= Henry Tate (poet) =

Australian poet and musician

Henry Tate (27 October 1873 - 6 June 1926) was an Australian poet and musician.

Henry Tate was born in Prahran, Melbourne, the son of Henry Tate, an accountant. He was a choir boy at a St Kilda Anglican church. He worked as a clerk and learnt music from Marshall Hall

==Literary work==
Tate contributed verse to The Bulletin and other journals, and wrote a weekly chess column for a Melbourne newspaper. He coined the term "fairy chess" in 1914. In 1910 he published The Rune of the Bunyip and other Verse, and in 1917 a pamphlet, Australian Musical Resources, Some Suggestions, in which he demonstrated the possibility of the developing an Australian school of musical composers with a distinctive national character.
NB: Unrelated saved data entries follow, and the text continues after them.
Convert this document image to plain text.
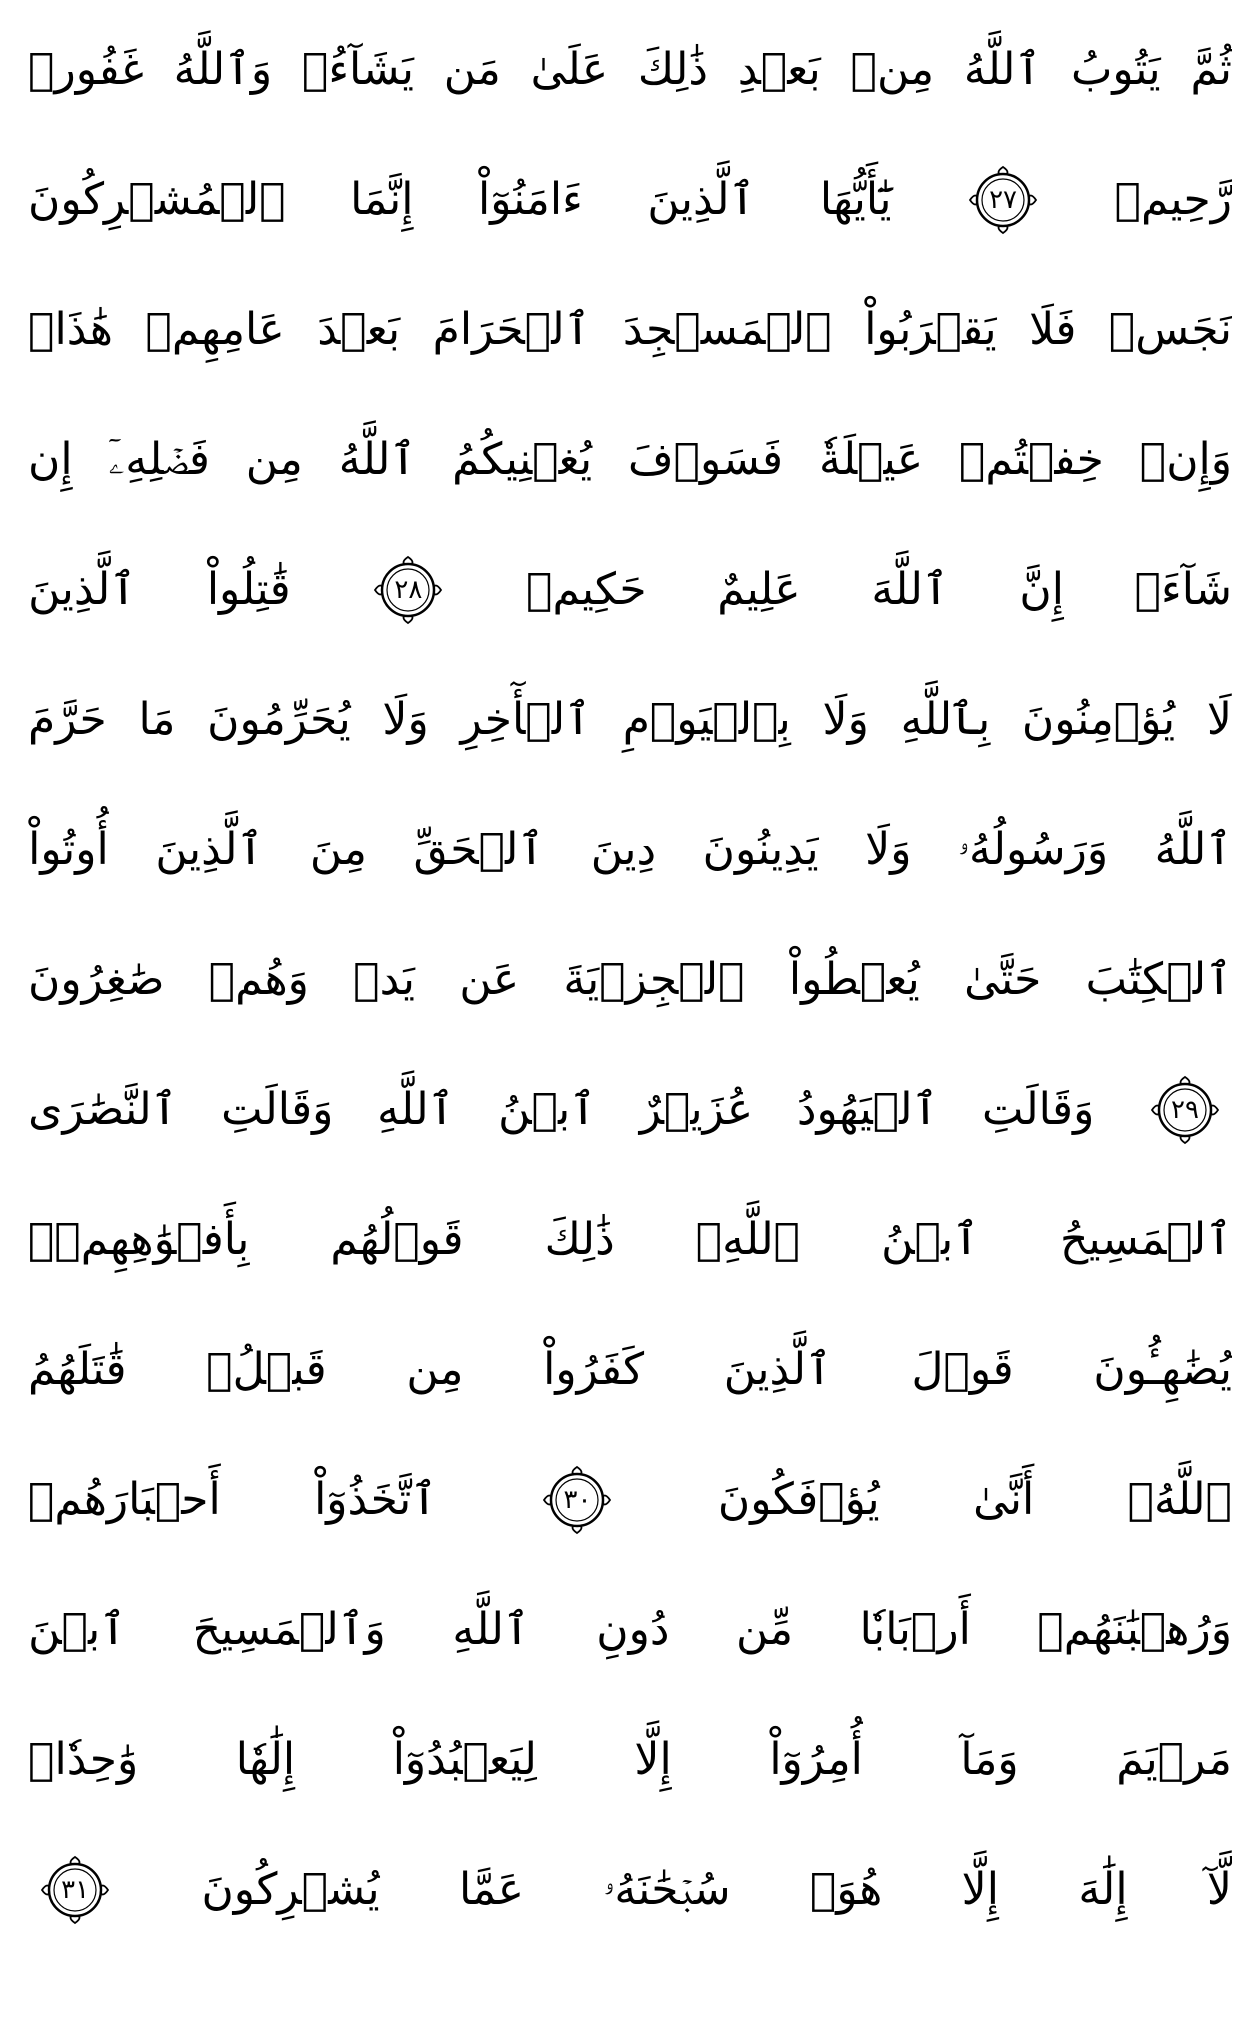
ثُمَّ
يَتُوبُ
ٱللَّهُ
مِنۢ
بَعۡدِ
ذَٰلِكَ
عَلَىٰ
مَن
يَشَآءُۗ
وَٱللَّهُ
غَفُورٞ
رَّحِيمٞ
٢٧
يَٰٓأَيُّهَا
ٱلَّذِينَ
ءَامَنُوٓاْ
إِنَّمَا
ٱلۡمُشۡرِكُونَ
نَجَسٞ
فَلَا
يَقۡرَبُواْ
ٱلۡمَسۡجِدَ
ٱلۡحَرَامَ
بَعۡدَ
عَامِهِمۡ
هَٰذَاۚ
وَإِنۡ
خِفۡتُمۡ
عَيۡلَةٗ
فَسَوۡفَ
يُغۡنِيكُمُ
ٱللَّهُ
مِن
فَضۡلِهِۦٓ
إِن
شَآءَۚ
إِنَّ
ٱللَّهَ
عَلِيمٌ
حَكِيمٞ
٢٨
قَٰتِلُواْ
ٱلَّذِينَ
لَا
يُؤۡمِنُونَ
بِٱللَّهِ
وَلَا
بِٱلۡيَوۡمِ
ٱلۡأٓخِرِ
وَلَا
يُحَرِّمُونَ
مَا
حَرَّمَ
ٱللَّهُ
وَرَسُولُهُۥ
وَلَا
يَدِينُونَ
دِينَ
ٱلۡحَقِّ
مِنَ
ٱلَّذِينَ
أُوتُواْ
ٱلۡكِتَٰبَ
حَتَّىٰ
يُعۡطُواْ
ٱلۡجِزۡيَةَ
عَن
يَدٖ
وَهُمۡ
صَٰغِرُونَ
٢٩
وَقَالَتِ
ٱلۡيَهُودُ
عُزَيۡرٌ
ٱبۡنُ
ٱللَّهِ
وَقَالَتِ
ٱلنَّصَٰرَى
ٱلۡمَسِيحُ
ٱبۡنُ
ٱللَّهِۖ
ذَٰلِكَ
قَوۡلُهُم
بِأَفۡوَٰهِهِمۡۖ
يُضَٰهِـُٔونَ
قَوۡلَ
ٱلَّذِينَ
كَفَرُواْ
مِن
قَبۡلُۚ
قَٰتَلَهُمُ
ٱللَّهُۖ
أَنَّىٰ
يُؤۡفَكُونَ
٣٠
ٱتَّخَذُوٓاْ
أَحۡبَارَهُمۡ
وَرُهۡبَٰنَهُمۡ
أَرۡبَابٗا
مِّن
دُونِ
ٱللَّهِ
وَٱلۡمَسِيحَ
ٱبۡنَ
مَرۡيَمَ
وَمَآ
أُمِرُوٓاْ
إِلَّا
لِيَعۡبُدُوٓاْ
إِلَٰهٗا
وَٰحِدٗاۖ
لَّآ
إِلَٰهَ
إِلَّا
هُوَۚ
سُبۡحَٰنَهُۥ
عَمَّا
يُشۡرِكُونَ
٣١
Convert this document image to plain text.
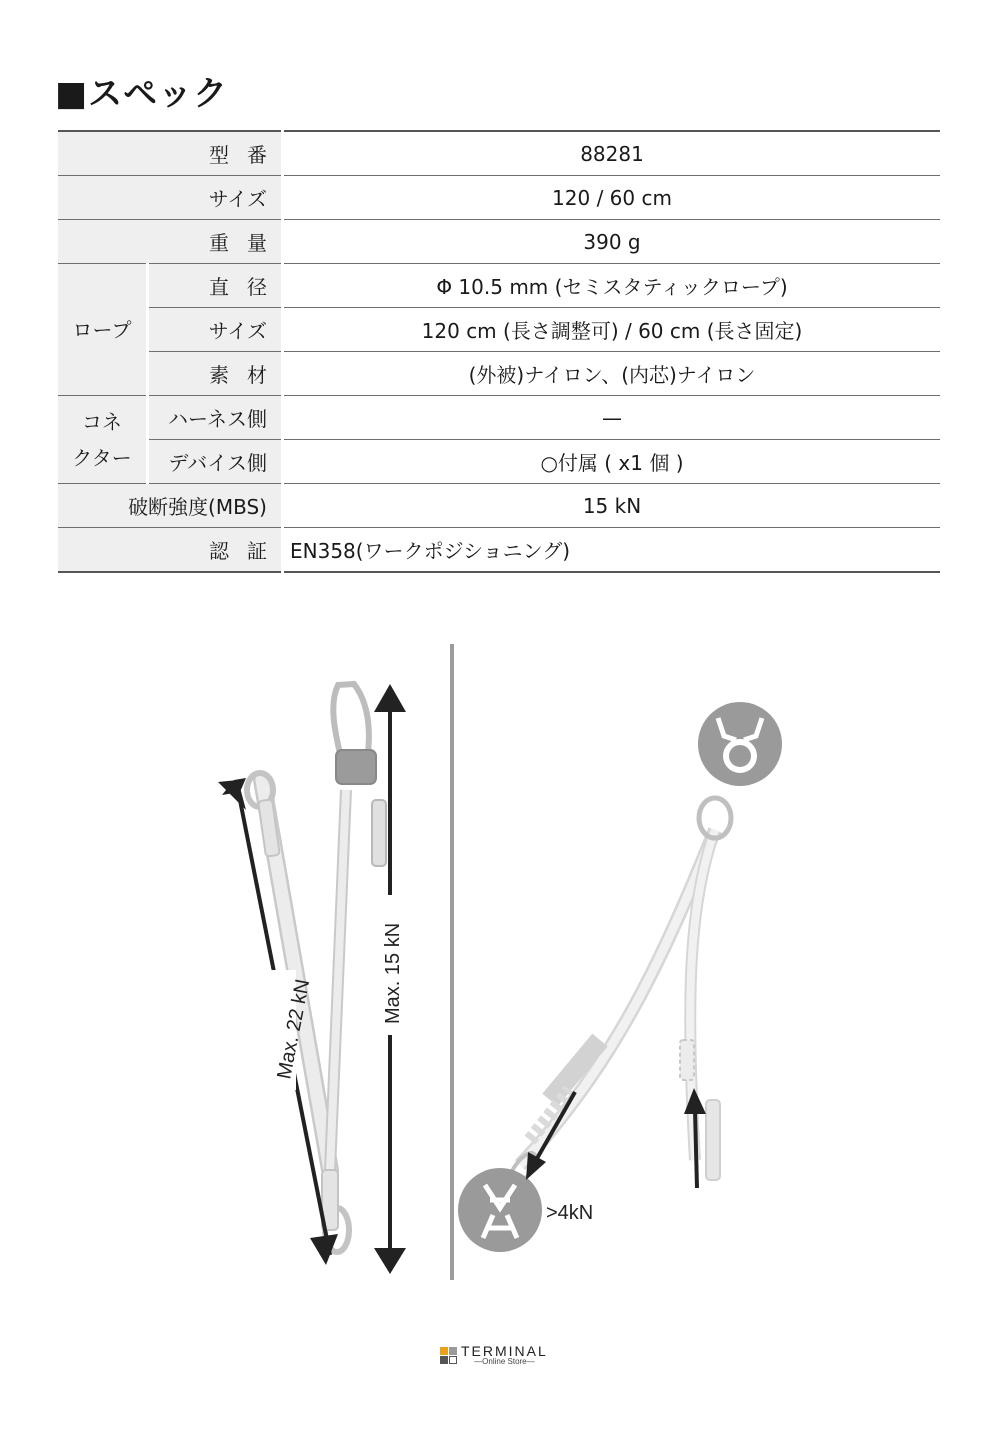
■スペック
型番		88281
サイズ		120 / 60 cm
重量		390 g
ロープ	直径	Φ 10.5 mm (セミスタティックロープ)
	サイズ	120 cm (長さ調整可) / 60 cm (長さ固定)
	素材	(外被)ナイロン、(内芯)ナイロン

コネ
クター	ハーネス側	—
	デバイス側	○付属 ( x1 個 )
破断強度(MBS)		15 kN
認証		EN358(ワークポジショニング)
Max. 22 kN
Max. 15 kN
>4kN
TERMINAL
—Online Store—
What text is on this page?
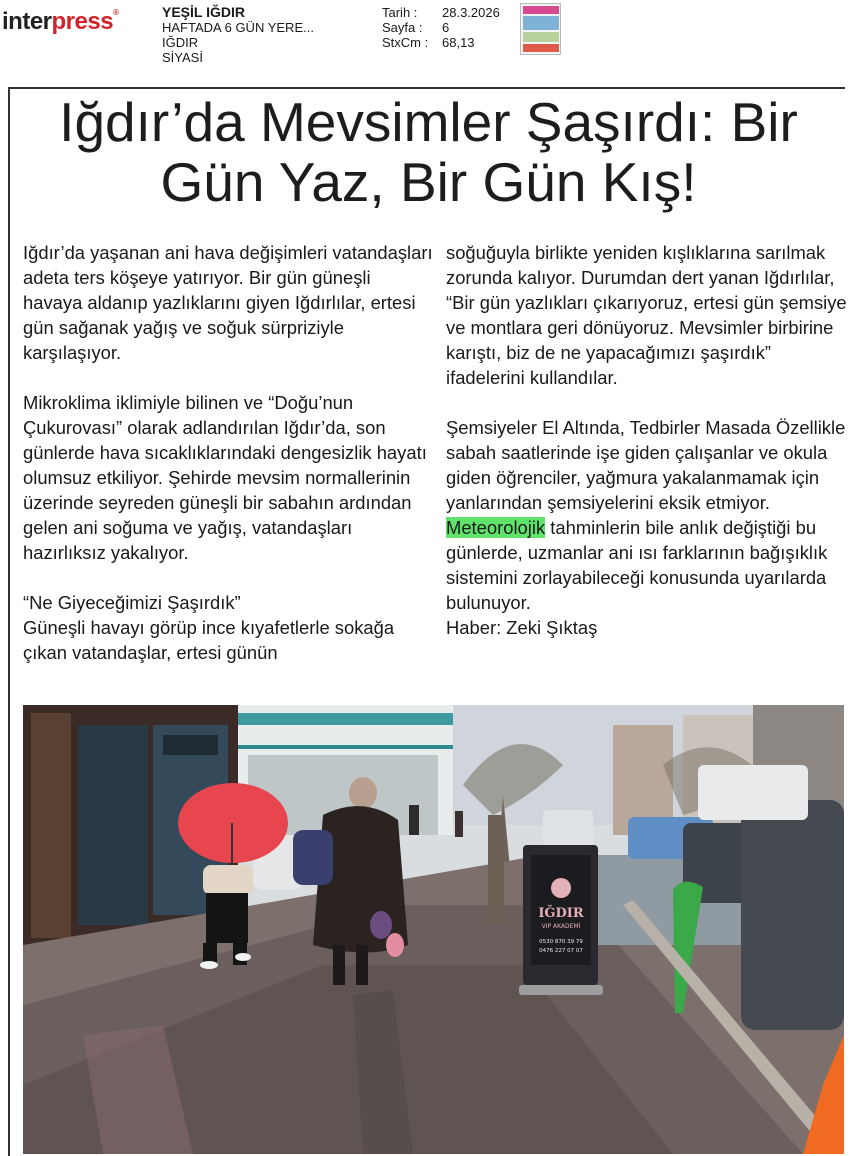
interpress®	YEŞİL IĞDIR
HAFTADA 6 GÜN YERE...
IĞDIR
SİYASİ
Tarih :	28.3.2026
Sayfa :	6
StxCm :	68,13
Iğdır’da Mevsimler Şaşırdı: Bir Gün Yaz, Bir Gün Kış!
Iğdır’da yaşanan ani hava değişimleri vatandaşları adeta ters köşeye yatırıyor. Bir gün güneşli havaya aldanıp yazlıklarını giyen Iğdırlılar, ertesi gün sağanak yağış ve soğuk sürpriziyle karşılaşıyor.

Mikroklima iklimiyle bilinen ve “Doğu’nun Çukurovası” olarak adlandırılan Iğdır’da, son günlerde hava sıcaklıklarındaki dengesizlik hayatı olumsuz etkiliyor. Şehirde mevsim normallerinin üzerinde seyreden güneşli bir sabahın ardından gelen ani soğuma ve yağış, vatandaşları hazırlıksız yakalıyor.

“Ne Giyeceğimizi Şaşırdık”
Güneşli havayı görüp ince kıyafetlerle sokağa çıkan vatandaşlar, ertesi günün
soğuğuyla birlikte yeniden kışlıklarına sarılmak zorunda kalıyor. Durumdan dert yanan Iğdırlılar, “Bir gün yazlıkları çıkarıyoruz, ertesi gün şemsiye ve montlara geri dönüyoruz. Mevsimler birbirine karıştı, biz de ne yapacağımızı şaşırdık” ifadelerini kullandılar.

Şemsiyeler El Altında, Tedbirler Masada Özellikle sabah saatlerinde işe giden çalışanlar ve okula giden öğrenciler, yağmura yakalanmamak için yanlarından şemsiyelerini eksik etmiyor. Meteorolojik tahminlerin bile anlık değiştiği bu günlerde, uzmanlar ani ısı farklarının bağışıklık sistemini zorlayabileceği konusunda uyarılarda bulunuyor.
Haber: Zeki Şıktaş
IĞDIR
VIP AKADEMİ
0530 870 39 79
0476 227 07 07
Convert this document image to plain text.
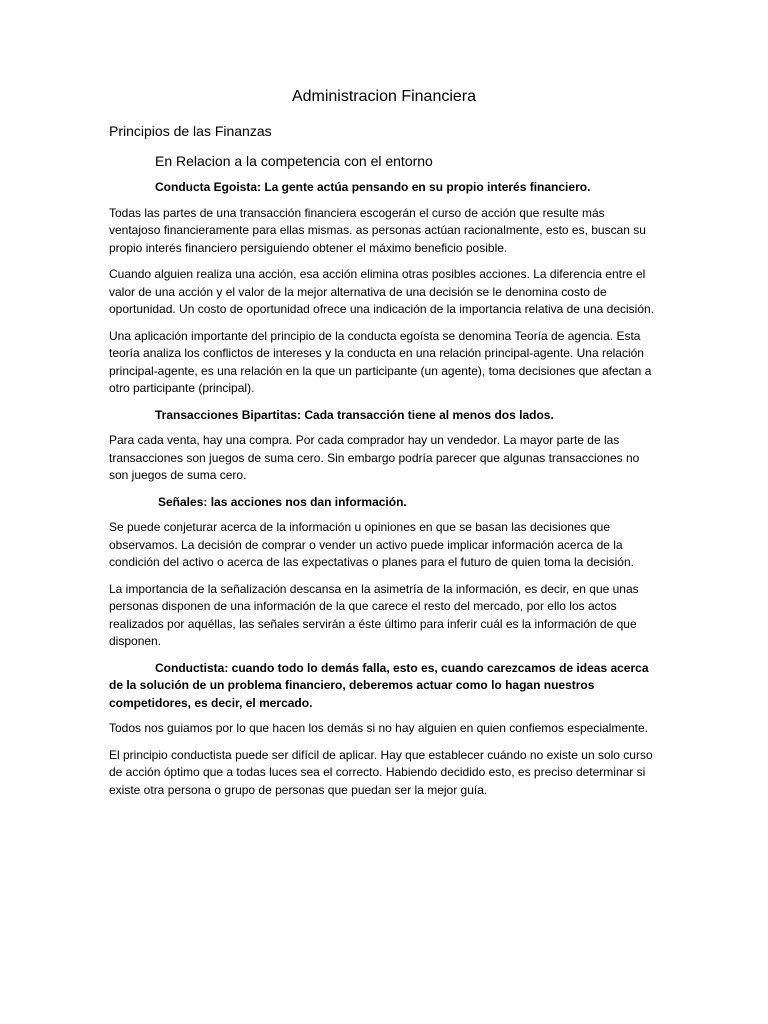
Administracion Financiera
Principios de las Finanzas
En Relacion a la competencia con el entorno
Conducta Egoista: La gente actúa pensando en su propio interés financiero.
Todas las partes de una transacción financiera escogerán el curso de acción que resulte más ventajoso financieramente para ellas mismas. as personas actúan racionalmente, esto es, buscan su propio interés financiero persiguiendo obtener el máximo beneficio posible.
Cuando alguien realiza una acción, esa acción elimina otras posibles acciones. La diferencia entre el valor de una acción y el valor de la mejor alternativa de una decisión se le denomina costo de oportunidad. Un costo de oportunidad ofrece una indicación de la importancia relativa de una decisión.
Una aplicación importante del principio de la conducta egoísta se denomina Teoría de agencia. Esta teoría analiza los conflictos de intereses y la conducta en una relación principal-agente. Una relación principal-agente, es una relación en la que un participante (un agente), toma decisiones que afectan a otro participante (principal).
Transacciones Bipartitas: Cada transacción tiene al menos dos lados.
Para cada venta, hay una compra. Por cada comprador hay un vendedor. La mayor parte de las transacciones son juegos de suma cero. Sin embargo podría parecer que algunas transacciones no son juegos de suma cero.
Señales: las acciones nos dan información.
Se puede conjeturar acerca de la información u opiniones en que se basan las decisiones que observamos. La decisión de comprar o vender un activo puede implicar información acerca de la condición del activo o acerca de las expectativas o planes para el futuro de quien toma la decisión.
La importancia de la señalización descansa en la asimetría de la información, es decir, en que unas personas disponen de una información de la que carece el resto del mercado, por ello los actos realizados por aquéllas, las señales servirán a éste último para inferir cuál es la información de que disponen.
Conductista: cuando todo lo demás falla, esto es, cuando carezcamos de ideas acerca de la solución de un problema financiero, deberemos actuar como lo hagan nuestros competidores, es decir, el mercado.
Todos nos guiamos por lo que hacen los demás si no hay alguien en quien confiemos especialmente.
El principio conductista puede ser difícil de aplicar. Hay que establecer cuándo no existe un solo curso de acción óptimo que a todas luces sea el correcto. Habiendo decidido esto, es preciso determinar si existe otra persona o grupo de personas que puedan ser la mejor guía.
He extended this argument in Australian Musical Possibilities, published in Melbourne in 1924. That year he became music critic for The Age.

==Musical compositions==
His 16-part cycle "The Australian" is scored for solo piano, except for the final part, written for unaccompanied four-part male chorus. It received various performances in Tate's lifetime, and the alternative title "Gallipoli" came to be attached to it. Its first modern performance was in 2005, by Ian Munro and members of The Song Company.

==Death==
Tate died on 6 June 1926. He was survived by his wife Violet Eleanor, née Mercer, who survived until 1963. They had no children.

==Legacy==
Thanks to the efforts of Tate's brother-in-law, Ivan Mercer, many of his scores and other papers were donated to the Grainger Museum in Melbourne.